Previous research considered the use of the complex network to model the subway network, analyzed various factors affecting OD travel time, and also used traffic big data as the basis for analysis. In this research, these methods are applied synthetically to analyze the influencing factors of OD travel time and the relationship between them. There is still some limitation in this research. Some abnormal travel records need to be further identified and filtered. Passenger’s travel route selection is based on the assumption of the shortest path, which needs to be combined with mobile signaling and other means for more accurate identification. Different stations, different weather, and different time periods have great influence on the travel time of passengers, which needs to be further analyzed in combination with previous research.

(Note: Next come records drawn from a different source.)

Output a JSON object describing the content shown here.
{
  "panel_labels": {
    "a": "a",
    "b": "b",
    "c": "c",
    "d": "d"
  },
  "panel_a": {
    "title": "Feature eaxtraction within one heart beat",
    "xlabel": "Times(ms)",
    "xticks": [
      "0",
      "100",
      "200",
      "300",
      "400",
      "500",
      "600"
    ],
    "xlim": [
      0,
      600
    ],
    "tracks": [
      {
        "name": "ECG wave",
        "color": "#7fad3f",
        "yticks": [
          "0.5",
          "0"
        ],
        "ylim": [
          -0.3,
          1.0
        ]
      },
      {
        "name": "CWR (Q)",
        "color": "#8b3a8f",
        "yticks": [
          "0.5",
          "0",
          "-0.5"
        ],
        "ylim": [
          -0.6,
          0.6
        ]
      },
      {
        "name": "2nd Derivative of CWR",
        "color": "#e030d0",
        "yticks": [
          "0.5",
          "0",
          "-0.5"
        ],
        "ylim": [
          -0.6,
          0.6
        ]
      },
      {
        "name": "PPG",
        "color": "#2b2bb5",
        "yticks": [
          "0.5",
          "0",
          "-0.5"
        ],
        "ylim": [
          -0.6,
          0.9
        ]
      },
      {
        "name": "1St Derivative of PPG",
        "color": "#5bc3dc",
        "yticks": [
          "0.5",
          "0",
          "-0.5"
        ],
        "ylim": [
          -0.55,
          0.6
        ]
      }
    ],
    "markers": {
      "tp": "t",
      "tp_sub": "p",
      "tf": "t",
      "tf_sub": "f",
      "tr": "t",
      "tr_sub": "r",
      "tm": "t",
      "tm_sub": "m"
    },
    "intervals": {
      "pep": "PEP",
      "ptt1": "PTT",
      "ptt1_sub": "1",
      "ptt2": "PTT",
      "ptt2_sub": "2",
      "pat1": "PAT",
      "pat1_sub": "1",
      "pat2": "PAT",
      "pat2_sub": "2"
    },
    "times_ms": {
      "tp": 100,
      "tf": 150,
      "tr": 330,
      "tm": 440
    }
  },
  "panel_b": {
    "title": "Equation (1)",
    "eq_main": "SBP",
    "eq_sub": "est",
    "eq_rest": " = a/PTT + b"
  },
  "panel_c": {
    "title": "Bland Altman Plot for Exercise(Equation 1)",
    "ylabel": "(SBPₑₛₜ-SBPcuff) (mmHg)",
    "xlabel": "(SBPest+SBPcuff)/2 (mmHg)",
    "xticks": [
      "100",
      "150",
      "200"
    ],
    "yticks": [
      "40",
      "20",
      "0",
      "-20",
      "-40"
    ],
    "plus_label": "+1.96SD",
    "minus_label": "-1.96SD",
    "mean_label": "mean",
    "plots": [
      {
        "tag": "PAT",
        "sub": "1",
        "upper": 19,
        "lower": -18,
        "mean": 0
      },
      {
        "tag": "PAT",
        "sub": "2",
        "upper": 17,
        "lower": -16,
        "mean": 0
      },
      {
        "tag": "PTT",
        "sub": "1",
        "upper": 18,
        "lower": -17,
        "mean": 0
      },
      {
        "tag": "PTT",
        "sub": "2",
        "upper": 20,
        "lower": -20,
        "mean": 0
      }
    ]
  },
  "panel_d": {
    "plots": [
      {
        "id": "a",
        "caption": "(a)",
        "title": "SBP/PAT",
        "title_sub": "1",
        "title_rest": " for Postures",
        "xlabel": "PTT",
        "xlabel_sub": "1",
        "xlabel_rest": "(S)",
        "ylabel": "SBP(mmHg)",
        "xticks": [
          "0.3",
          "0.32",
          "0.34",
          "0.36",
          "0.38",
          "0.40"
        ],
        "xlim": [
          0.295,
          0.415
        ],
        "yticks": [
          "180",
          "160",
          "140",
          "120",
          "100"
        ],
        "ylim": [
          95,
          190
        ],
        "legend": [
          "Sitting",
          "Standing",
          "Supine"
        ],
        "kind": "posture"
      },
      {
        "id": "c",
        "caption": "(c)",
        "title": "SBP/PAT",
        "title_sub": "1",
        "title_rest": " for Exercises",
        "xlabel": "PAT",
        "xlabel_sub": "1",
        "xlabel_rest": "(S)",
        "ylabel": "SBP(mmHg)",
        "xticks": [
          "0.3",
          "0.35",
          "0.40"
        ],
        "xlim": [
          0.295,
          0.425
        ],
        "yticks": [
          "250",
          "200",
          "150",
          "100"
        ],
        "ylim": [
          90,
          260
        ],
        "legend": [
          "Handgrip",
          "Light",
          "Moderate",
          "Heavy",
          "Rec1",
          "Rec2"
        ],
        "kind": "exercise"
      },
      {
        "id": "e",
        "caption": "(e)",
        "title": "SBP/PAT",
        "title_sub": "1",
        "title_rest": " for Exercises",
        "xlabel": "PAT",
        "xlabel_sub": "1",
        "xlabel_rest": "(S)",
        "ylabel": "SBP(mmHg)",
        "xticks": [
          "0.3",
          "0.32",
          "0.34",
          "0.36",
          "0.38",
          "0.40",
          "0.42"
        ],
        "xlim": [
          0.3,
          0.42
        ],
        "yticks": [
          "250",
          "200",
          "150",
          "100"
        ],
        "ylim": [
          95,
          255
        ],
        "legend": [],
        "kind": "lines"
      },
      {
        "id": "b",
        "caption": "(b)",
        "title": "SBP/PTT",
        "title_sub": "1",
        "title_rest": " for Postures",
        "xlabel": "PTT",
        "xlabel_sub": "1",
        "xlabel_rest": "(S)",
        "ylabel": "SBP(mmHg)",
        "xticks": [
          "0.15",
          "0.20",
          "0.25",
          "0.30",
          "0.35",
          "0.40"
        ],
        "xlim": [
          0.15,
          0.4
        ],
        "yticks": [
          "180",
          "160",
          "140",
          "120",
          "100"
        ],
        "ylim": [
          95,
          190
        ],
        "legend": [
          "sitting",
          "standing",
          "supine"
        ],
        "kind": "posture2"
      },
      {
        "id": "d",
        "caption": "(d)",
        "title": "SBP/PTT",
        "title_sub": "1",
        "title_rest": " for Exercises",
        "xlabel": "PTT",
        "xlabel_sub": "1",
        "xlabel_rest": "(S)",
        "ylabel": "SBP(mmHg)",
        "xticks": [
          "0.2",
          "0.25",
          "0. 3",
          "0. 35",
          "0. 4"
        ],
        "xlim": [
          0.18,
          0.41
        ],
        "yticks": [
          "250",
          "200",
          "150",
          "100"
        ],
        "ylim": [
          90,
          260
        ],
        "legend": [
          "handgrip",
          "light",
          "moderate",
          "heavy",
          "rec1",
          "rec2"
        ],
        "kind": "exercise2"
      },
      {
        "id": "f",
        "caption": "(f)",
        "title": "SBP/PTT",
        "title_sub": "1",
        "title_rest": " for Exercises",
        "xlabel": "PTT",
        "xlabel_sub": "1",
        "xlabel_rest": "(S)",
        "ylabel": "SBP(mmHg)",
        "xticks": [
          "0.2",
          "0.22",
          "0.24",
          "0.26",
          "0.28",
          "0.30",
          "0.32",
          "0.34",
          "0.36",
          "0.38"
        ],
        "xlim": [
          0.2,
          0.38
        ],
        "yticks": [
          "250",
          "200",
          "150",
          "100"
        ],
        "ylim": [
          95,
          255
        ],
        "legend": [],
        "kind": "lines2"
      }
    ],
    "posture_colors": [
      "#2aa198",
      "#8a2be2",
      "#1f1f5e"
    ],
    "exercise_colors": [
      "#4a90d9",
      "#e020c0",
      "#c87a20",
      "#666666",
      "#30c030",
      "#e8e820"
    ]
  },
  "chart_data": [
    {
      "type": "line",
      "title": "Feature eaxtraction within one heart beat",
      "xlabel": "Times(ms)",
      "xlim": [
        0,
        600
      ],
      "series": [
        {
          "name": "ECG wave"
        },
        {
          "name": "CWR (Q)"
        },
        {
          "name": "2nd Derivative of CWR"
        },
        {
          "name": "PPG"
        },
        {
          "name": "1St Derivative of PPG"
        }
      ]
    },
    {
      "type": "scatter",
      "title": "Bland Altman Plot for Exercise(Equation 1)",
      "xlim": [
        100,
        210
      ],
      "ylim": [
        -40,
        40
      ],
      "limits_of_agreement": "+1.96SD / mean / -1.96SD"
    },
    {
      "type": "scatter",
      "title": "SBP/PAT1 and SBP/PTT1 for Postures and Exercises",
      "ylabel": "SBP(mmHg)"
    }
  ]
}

Based on the big data of the Nanjing metro smart card, this study uses the complex network method to construct and analyze the OD travel time index. These indexes consider the connection between the starting point and the terminal point of passengers, and can be used for quantitative evaluation of the connection between the subway station and the network. This method can be extended to the bus system and public bicycle system. Future research can further increase the length of the observation date, select subway data from different cities, carefully distinguish the influencing factors of passenger travel time, and analyze their correlation, so as to control variables and improve the operation efficiency and management level of the transportation system.